The design goals of XML emphasize simplicity, generality, and usability across the Internet. It is a textual data format with strong support via Unicode for different human languages. Although the design of XML focuses on documents, the language is widely used for the representation of arbitrary data structures such as those used in web services.

Several schema systems exist to aid in the definition of XML-based languages, while programmers have developed many application programming interfaces (APIs) to aid the processing of XML data.

Hundreds of document formats using XML syntax have been developed, including RSS, Atom, SOAP, SVG, and XHTML. XML-based formats have become the default for many office-productivity tools, including Microsoft Office (Office Open XML), OpenOffice.org and LibreOffice (OpenDocument), and Apple's iWork. XML has also provided the base language for communication protocols such as XMPP. Applications for the Microsoft .NET Framework use XML files for configuration, and property lists are an implementation of configuration storage built on XML.

XML is widely used in a Services Oriented Architecture (SOA). Disparate systems communicate with each other by exchanging XML messages. The message exchange format is standardised as an XML schema (XSD). This is also referred to as the canonical schema.

The processor analyzes the markup and passes structured information to an application. The specification places requirements on what an XML processor must do and not do, but the application is outside its scope. The processor (as the specification calls it) is often referred to colloquially as an XML parser.

XML documents consist entirely of characters from the Unicode repertoire. Except for a small number of specifically excluded control characters, any character defined by Unicode may appear within the content of an XML document.

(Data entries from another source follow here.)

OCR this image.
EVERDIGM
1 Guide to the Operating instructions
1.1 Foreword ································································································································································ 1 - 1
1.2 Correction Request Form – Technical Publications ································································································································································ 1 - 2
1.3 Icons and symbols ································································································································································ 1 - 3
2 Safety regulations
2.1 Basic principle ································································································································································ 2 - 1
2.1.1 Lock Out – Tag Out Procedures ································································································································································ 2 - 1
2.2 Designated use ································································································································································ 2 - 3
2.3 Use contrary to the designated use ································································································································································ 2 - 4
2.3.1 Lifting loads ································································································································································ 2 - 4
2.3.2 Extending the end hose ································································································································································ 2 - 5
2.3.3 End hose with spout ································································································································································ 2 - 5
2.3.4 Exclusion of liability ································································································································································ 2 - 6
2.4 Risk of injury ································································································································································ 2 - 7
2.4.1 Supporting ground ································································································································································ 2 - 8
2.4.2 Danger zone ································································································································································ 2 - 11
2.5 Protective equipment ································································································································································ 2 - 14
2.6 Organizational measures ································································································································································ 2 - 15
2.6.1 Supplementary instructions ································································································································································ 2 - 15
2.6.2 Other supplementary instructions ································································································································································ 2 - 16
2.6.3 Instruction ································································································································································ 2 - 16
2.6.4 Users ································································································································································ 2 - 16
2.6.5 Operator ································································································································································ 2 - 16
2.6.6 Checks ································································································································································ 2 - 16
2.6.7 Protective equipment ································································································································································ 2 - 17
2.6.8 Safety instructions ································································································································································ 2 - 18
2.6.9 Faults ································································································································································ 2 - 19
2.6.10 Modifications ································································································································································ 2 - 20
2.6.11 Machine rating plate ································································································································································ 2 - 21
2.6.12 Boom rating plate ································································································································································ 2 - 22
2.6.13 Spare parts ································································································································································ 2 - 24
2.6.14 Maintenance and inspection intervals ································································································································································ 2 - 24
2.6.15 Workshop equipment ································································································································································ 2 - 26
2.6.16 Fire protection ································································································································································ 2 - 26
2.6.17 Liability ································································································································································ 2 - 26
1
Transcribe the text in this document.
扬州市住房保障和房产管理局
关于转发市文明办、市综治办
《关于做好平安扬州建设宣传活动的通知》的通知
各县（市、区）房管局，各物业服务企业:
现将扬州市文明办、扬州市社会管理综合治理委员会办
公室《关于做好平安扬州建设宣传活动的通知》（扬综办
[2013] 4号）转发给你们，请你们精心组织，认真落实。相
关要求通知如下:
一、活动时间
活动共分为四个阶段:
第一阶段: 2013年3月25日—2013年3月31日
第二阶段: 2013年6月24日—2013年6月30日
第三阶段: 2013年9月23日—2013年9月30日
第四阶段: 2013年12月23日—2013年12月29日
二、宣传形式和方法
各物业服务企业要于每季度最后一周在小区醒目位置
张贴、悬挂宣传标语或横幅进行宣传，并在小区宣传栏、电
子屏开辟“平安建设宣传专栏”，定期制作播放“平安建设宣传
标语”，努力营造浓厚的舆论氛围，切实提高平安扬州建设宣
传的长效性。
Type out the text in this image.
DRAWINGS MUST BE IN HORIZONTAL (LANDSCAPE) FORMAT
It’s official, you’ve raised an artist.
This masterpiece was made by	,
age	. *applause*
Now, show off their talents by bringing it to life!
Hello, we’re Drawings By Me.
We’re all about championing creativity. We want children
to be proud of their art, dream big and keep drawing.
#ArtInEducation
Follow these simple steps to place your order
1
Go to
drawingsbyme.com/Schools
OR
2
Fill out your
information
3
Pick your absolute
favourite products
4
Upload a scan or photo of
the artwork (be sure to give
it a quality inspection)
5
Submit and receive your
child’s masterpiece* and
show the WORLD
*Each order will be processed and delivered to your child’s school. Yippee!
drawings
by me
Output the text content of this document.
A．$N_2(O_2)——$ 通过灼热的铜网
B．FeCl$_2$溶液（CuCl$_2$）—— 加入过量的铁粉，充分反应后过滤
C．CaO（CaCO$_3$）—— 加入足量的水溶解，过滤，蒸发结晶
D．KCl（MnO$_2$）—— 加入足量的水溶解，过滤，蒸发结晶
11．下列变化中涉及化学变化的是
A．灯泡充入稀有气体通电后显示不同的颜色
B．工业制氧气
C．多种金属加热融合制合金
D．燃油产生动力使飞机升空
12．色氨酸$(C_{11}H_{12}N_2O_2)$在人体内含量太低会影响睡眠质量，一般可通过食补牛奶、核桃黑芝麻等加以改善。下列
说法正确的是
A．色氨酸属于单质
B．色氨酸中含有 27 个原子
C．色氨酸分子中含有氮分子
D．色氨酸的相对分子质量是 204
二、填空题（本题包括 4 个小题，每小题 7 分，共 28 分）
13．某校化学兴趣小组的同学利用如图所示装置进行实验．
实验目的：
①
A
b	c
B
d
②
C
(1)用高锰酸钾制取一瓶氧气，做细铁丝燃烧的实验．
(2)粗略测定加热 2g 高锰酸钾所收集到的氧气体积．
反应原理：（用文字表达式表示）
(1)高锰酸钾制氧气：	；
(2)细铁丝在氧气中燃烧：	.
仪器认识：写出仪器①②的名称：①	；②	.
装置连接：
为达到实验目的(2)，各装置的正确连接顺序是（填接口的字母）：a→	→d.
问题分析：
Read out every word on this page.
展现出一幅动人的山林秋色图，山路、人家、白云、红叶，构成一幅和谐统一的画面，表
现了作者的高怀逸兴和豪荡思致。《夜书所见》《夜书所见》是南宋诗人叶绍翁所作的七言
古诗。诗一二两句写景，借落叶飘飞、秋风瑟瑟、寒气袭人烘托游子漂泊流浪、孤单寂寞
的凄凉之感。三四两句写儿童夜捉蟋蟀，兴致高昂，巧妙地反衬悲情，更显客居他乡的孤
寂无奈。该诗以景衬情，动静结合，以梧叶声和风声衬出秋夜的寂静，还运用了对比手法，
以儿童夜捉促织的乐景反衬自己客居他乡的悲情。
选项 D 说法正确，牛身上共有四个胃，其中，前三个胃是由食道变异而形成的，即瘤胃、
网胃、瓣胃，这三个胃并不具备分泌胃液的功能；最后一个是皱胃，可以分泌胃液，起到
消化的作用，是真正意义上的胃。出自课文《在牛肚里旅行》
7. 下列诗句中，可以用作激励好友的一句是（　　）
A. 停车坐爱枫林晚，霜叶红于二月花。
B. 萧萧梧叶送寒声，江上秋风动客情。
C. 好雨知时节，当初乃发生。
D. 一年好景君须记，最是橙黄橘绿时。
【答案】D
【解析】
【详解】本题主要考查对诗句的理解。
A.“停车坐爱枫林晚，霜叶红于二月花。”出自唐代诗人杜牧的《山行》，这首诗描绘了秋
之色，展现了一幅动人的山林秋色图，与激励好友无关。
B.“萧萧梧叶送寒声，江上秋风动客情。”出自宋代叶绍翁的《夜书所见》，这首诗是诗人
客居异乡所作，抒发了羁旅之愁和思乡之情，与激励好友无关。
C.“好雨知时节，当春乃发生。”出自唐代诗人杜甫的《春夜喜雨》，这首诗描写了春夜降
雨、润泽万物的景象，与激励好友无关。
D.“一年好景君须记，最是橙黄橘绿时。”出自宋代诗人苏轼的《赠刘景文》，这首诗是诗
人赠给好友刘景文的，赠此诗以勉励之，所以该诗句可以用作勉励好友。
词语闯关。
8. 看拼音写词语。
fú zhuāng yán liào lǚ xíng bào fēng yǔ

The Unicode character set can be encoded into bytes for storage or transmission in a variety of different ways, called "encodings". Unicode itself defines encodings that cover the entire repertoire; well-known ones include UTF-8 and UTF-16. There are many other text encodings that predate Unicode, such as ASCII and ISO/IEC 8859; their character repertoires in almost every case are subsets of the Unicode character set.

The definition of an XML document excludes texts that contain violations of well-formedness rules; they are simply not XML. An XML processor that encounters such a violation is required to report such errors and to cease normal processing. This policy, occasionally referred to as "draconian error handling," stands in notable contrast to the behavior of programs that process HTML, which are designed to produce a reasonable result even in the presence of severe markup errors. XML's policy in this area has been criticized as a violation of Postel's law ("Be conservative in what you send; be liberal in what you accept").

A DTD is an example of a schema or grammar. Since the initial publication of XML 1.0, there has been substantial work in the area of schema languages for XML. Such schema languages typically constrain the set of elements that may be used in a document, which attributes may be applied to them, the order in which they may appear, and the allowable parent/child relationships.

A newer schema language, described by the W3C as the successor of DTDs, is XML Schema, often referred to by the initialism for XML Schema instances, XSD (XML Schema Definition). XSDs are far more powerful than DTDs in describing XML languages. They use a rich datatyping system and allow for more detailed constraints on an XML document's logical structure. XSDs also use an XML-based format, which makes it possible to use ordinary XML tools to help process them.